Innovation leverages the power of a community, including contributions from

When the license keeps the source open, the company partakes of greater
positive synergies.  Geniuses continue pouring their best thinking into
vital enterprise assets, precisely because these assets are owned in
common.  No one may steal and possess exclusively of others:  that's the
hallmark of Free (as in liberated) Software.
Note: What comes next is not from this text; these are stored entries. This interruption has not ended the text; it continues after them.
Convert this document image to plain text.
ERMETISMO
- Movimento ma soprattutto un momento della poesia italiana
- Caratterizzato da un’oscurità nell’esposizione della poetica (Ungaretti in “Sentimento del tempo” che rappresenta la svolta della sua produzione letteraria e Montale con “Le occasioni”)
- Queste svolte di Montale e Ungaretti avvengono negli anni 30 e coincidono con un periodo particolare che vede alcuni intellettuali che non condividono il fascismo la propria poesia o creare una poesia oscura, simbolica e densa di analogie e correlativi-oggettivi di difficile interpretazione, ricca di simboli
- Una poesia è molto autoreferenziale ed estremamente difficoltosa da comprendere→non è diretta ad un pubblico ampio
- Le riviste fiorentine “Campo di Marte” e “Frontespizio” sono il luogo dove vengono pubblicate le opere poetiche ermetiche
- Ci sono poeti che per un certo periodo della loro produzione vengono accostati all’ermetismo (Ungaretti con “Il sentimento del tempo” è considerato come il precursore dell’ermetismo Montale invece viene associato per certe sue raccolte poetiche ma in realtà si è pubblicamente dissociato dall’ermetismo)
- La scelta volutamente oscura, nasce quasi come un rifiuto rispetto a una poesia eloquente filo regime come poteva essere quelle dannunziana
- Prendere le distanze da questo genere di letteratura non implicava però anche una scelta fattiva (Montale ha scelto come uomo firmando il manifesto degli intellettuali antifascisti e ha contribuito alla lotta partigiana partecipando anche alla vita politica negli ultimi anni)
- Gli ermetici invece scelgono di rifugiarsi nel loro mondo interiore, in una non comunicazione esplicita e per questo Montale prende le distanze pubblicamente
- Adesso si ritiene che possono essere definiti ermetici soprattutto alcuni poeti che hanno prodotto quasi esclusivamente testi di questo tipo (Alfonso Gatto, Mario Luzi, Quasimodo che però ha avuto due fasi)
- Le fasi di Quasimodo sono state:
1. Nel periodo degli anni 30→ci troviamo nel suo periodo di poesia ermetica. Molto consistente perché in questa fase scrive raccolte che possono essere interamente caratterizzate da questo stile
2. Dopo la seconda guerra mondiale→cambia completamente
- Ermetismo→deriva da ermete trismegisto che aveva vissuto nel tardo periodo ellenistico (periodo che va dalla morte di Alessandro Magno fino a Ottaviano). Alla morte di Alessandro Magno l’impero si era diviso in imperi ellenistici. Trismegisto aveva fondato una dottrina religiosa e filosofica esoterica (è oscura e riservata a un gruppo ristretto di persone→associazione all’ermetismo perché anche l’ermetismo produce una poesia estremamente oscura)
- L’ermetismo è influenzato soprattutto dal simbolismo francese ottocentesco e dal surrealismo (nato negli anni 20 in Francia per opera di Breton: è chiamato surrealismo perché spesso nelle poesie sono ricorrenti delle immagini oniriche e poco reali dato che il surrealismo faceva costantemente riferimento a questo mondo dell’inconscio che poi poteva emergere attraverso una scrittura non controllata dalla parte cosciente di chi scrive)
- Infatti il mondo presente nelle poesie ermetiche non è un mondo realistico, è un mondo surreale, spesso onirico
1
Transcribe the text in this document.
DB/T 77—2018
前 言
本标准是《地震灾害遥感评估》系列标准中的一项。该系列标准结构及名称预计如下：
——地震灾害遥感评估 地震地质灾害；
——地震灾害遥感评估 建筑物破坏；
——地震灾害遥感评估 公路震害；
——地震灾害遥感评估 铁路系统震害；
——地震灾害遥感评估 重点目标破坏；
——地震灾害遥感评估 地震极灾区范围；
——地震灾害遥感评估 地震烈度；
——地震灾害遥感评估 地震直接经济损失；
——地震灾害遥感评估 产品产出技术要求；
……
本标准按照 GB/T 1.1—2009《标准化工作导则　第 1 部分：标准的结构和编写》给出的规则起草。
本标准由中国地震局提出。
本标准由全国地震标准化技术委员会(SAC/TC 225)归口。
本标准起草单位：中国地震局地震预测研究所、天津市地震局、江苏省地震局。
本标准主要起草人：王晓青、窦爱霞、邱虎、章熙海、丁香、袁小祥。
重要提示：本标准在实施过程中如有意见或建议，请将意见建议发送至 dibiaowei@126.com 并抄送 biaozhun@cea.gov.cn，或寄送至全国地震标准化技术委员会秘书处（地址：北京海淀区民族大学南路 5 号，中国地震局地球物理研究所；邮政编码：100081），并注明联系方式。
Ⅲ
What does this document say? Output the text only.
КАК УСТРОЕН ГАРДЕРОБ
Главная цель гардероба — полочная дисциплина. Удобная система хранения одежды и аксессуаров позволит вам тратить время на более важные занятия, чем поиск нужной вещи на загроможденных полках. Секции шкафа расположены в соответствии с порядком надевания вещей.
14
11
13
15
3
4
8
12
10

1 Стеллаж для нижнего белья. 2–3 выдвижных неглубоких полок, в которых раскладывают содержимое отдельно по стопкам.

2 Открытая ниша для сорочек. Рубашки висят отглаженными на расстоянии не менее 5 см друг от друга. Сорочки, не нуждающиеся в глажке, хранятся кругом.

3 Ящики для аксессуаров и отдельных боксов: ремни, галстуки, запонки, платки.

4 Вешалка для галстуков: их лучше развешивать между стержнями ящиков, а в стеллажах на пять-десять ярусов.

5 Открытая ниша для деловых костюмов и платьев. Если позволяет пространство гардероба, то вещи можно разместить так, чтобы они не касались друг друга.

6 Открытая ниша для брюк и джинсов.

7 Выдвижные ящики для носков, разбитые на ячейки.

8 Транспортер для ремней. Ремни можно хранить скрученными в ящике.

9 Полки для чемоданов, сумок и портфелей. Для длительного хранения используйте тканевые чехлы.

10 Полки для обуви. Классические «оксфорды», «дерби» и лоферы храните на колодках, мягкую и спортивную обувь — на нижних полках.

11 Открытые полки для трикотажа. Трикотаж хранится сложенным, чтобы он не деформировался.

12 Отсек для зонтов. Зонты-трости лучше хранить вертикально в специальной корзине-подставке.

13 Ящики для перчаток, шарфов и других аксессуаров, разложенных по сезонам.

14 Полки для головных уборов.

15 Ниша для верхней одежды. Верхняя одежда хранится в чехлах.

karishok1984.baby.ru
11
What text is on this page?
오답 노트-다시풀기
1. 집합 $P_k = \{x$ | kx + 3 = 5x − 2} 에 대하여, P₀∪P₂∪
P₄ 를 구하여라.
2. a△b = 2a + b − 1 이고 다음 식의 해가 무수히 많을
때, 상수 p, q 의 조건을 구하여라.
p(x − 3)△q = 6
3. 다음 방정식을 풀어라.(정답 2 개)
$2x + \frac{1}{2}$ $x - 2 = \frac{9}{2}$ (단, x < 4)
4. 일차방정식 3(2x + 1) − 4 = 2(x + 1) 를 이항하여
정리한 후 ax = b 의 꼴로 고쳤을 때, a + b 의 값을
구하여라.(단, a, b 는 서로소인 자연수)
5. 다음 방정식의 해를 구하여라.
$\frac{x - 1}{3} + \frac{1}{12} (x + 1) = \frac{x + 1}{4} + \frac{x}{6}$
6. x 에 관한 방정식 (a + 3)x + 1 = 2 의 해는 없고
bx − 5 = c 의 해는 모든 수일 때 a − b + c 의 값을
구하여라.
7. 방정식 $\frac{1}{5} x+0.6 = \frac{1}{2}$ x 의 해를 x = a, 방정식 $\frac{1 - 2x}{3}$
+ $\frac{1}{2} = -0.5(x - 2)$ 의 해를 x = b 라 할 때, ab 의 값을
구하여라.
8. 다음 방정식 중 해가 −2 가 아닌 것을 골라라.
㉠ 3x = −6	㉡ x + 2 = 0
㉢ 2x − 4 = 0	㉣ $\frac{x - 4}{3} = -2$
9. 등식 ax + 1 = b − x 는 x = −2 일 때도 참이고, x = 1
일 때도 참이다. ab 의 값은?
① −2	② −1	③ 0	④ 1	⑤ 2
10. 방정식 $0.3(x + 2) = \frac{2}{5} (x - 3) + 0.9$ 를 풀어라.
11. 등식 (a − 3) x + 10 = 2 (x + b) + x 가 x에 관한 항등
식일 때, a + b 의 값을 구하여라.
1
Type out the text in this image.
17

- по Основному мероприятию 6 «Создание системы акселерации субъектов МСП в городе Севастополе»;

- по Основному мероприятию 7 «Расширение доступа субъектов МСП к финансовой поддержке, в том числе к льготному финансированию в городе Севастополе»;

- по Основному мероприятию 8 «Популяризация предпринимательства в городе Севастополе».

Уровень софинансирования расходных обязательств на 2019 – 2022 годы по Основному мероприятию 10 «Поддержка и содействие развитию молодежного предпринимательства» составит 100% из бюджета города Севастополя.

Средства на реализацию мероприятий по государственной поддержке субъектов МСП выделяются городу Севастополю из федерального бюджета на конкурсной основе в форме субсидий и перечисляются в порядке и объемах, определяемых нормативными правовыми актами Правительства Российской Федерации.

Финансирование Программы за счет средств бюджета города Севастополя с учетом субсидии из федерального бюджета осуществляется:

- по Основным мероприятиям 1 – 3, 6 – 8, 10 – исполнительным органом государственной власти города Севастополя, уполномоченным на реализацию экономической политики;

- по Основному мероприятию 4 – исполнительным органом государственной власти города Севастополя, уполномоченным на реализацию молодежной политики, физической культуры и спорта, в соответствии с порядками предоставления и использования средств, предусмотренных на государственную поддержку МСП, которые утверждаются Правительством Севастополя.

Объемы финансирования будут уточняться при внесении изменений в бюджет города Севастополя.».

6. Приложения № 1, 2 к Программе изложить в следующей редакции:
The Open Source approach is conducive to:

(a) ownership by responsible teams, capable of responding to feedback
(b) containerization and micro-services in the cloud, the most scalable and
economical setting for enterprise computing
(c) quick on-boarding of new talent, oft recruited from the community of
contributers to one of these open projects a company values.

The Open Source way includes using version control and such Agile
techniques as test driven development (TDD is featured along our Python
Track here at OST).

As Allison Randal summarized recent history in her keynote: in the distant
dino past of thirty years ago, a lot of people assumed Open Source was
slated to always be playing catch up i.e. the "community edition" would
always be second fiddle to what the closed source engineers were doing.

That world view has been turned inside out in many critical domains, where
open also means transparent, as in trusted, as well as best of breed.

Who wants to build "the cloud" using tools owned and controlled by a tiny
few?  Open Source is a way to insure interoperability and hence long term
profitability.  Embracing the Open Source way is out of economic necessity,
not just altruism.

Open Source is about keeping control out of controlling hands and then
competing (with "secret sauce" i.e. "value added") within that shared
context.  As it turns out, the business case for "keeping it open" is
uber-compelling.  OSCON's long list of big name sponsors is evidence of
what's accepted as common wisdom these days:  Open Source has won.